PTQ quantization: examples/classifier_imagenet/prototxt/resnet/resnet50_quantization_ptq.prototxt
QAT quantization: examples/classifier_imagenet/prototxt/resnet/resnet50_quantization_qat.prototxt
If the accuracy loss is large after the model is fully quantized, you can enable mixed-precision quantization to provide your target accuracy. The related configuration items are as follows.
sensitivity_analysis {
sensitivity_type: ONE_AT_A_TIME_ACC
target_metric: 69.6
metric_big_best: true
}
When using distillation, you have to config the teacher model, and the loss ratio of teacher and student.

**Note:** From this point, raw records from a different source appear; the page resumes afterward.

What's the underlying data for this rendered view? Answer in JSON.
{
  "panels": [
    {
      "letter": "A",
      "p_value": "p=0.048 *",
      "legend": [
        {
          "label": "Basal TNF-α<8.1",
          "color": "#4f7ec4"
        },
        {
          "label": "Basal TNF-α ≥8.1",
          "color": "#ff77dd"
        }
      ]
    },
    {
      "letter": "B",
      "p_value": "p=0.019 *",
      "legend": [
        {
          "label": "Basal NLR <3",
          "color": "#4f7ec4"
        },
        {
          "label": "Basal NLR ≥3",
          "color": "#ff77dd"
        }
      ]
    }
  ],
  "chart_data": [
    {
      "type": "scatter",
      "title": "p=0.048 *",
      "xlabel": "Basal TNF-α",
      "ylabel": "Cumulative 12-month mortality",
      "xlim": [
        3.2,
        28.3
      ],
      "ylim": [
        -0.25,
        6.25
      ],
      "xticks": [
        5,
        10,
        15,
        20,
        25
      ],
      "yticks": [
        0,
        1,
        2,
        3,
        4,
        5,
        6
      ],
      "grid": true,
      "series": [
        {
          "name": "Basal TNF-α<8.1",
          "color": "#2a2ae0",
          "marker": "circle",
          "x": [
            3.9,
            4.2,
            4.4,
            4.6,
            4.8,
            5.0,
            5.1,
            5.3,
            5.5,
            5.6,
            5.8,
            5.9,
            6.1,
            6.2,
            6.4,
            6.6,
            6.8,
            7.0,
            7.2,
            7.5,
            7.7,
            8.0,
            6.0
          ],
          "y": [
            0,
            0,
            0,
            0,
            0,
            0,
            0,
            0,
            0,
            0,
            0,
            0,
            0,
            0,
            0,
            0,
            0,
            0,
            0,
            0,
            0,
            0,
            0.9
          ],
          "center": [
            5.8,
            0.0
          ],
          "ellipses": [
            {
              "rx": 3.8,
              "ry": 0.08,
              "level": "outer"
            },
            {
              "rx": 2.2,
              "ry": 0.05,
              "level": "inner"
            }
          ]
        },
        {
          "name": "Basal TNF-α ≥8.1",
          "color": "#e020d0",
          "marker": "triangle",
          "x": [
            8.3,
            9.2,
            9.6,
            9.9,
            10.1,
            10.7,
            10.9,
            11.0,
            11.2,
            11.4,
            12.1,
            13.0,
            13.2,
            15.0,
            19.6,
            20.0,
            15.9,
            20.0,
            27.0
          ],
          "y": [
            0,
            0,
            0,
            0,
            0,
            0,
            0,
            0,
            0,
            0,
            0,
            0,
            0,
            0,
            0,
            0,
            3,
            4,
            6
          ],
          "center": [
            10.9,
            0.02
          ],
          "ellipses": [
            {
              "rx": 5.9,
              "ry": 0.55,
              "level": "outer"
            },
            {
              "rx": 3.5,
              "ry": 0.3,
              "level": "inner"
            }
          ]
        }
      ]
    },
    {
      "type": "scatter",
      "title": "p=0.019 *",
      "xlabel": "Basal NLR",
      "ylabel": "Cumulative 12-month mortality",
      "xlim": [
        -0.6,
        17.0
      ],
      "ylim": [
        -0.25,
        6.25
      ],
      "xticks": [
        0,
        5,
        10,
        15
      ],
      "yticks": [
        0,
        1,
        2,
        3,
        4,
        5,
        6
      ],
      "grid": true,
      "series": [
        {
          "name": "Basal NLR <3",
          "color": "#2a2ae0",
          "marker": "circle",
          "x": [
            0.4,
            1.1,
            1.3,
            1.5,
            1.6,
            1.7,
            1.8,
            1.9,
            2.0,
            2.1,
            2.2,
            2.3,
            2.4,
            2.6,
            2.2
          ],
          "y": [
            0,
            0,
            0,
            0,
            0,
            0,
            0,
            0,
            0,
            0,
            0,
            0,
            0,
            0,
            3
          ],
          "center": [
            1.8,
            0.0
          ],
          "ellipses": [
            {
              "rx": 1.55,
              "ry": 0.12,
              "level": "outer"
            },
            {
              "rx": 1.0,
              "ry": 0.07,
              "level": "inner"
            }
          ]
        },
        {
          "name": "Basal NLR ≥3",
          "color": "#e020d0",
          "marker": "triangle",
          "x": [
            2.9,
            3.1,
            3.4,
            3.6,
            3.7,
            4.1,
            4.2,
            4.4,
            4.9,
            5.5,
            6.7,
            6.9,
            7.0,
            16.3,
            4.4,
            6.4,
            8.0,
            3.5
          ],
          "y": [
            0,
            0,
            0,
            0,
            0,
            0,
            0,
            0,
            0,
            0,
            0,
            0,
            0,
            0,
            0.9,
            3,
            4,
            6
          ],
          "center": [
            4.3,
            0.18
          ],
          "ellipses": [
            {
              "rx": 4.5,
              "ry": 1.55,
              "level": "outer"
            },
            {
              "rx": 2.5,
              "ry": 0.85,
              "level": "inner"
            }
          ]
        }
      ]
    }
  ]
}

Such as distilling the resnet50, you can refer to the configuration:
examples/classifier_imagenet/prototxt/distill/resnet50d_distill_resnet50.prototxt
The main distillation parameters are as follows:
distill {
teacher_model {
arch: "resnet50d"
source: Timm
}
kl_divergence {
temperature: 1.0
reduction: "batchmean"
loss_weight: 0.7
}
}
AutoSlim method has three steps to get the optimized model:
- Firstly train a supernet. The config file path:
examples/classifier_imagenet/prototxt/resnet/resnet50_autoslim_supernet.prototxt
- Then search sub-network in supernet.
examples/classifier_imagenet/prototxt/resnet/resnet50_autoslim_search.prototxt
- Finally finetune sub-network.
examples/classifier_imagenet/prototxt/resnet/resnet50_autoslim_retrain_100epochs_lr0.4_decay5e05_momentum0.9_ls0.1.prototxt
We would like to thank them for their excellent open-source work.
This project is released under the Apache 2.0 license.